Он сажал меня за свой компьютер и открывал пэйнт. «Этого слона нарисовала Марина у папы на работе», — подписал он один из моих рисунков, распечатал и убрал к себе в кейс. На новой папиной работе были дорогие конфеты в подарках к Новому году. Компьютеры и белые служебные «Волги». Зарплата там была больше, но он не завел там близких друзей и перестал отдавать деньги семье. Мама подала на алименты. Мои родители работали на одной улице: папа ближе к дому, мама — дальше, в самом конце. Домой они приходили не вместе, их пути не пересекались. А я любила курсировать между ними, соблюдая баланс между маминой лабораторией, где можно было потрогать белых мышей и кроликов в подвале, поиграть с пробирками, шприцами и скальпелями, и папиной работой, где можно было крутиться на офисном мягком кресле и трогать компьютерную мышь.
Папа никогда не говорил о причине увольнения. После того как он несколько недель подряд приносил домой папки и пакеты с бумагами, мы поняли, что он ушел. Он прятал бумаги в комнате и больше не доставал. Он не отвечал на мамины вопросы.
— Компания обанкротилась, — как-то раз сказала мне мама.
Я много раз ходила потом мимо окон папиной работы.

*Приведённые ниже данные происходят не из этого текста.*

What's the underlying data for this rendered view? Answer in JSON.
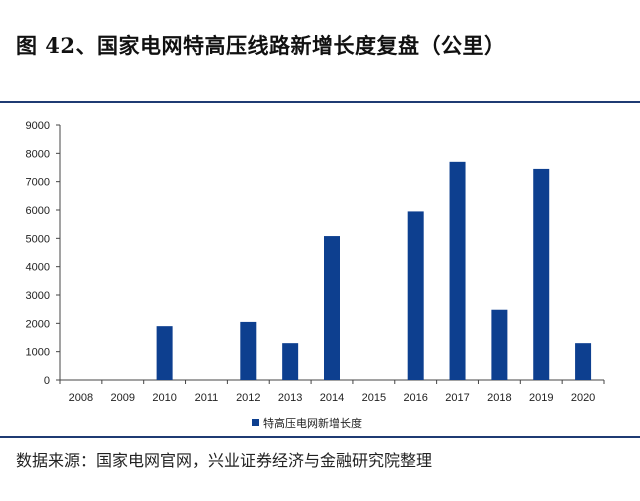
{
  "figure_title": "图 42、国家电网特高压线路新增长度复盘（公里）",
  "source_note": "数据来源：国家电网官网，兴业证券经济与金融研究院整理",
  "colors": {
    "bar": "#0d3f8f",
    "axis": "#444444",
    "rule": "#1f3b73"
  },
  "chart_data": {
    "type": "bar",
    "title": "",
    "xlabel": "",
    "ylabel": "",
    "categories": [
      "2008",
      "2009",
      "2010",
      "2011",
      "2012",
      "2013",
      "2014",
      "2015",
      "2016",
      "2017",
      "2018",
      "2019",
      "2020"
    ],
    "series": [
      {
        "name": "特高压电网新增长度",
        "values": [
          0,
          0,
          1900,
          0,
          2050,
          1300,
          5080,
          0,
          5950,
          7700,
          2480,
          7450,
          1300
        ]
      }
    ],
    "ylim": [
      0,
      9000
    ],
    "yticks": [
      0,
      1000,
      2000,
      3000,
      4000,
      5000,
      6000,
      7000,
      8000,
      9000
    ],
    "grid": false,
    "legend": "bottom-center"
  }
}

Депозитарий несколько лет оставался на месте, пока там не открылся продуктовый магазин.
Папа не говорил о себе. Иногда приходил ко мне в комнату (если дверь была открыта), вставал посередине (обычно я делала вид, что занята — читаю или делаю уроки) и, раскачиваясь с пяток на носки (так выражалась потеря устойчивости и нарушение координации), пряча руки за спиной, чтобы не размахивать ими, легонько покашливал. Он вел себя как человек, который хочет и не может начать какой-то важный, тяжелый разговор. Но отец молчал и только иногда спрашивал: «Может, перекусим чего-нибудь?» или «Не хочешь прогуляться?» Но это уже не срабатывало.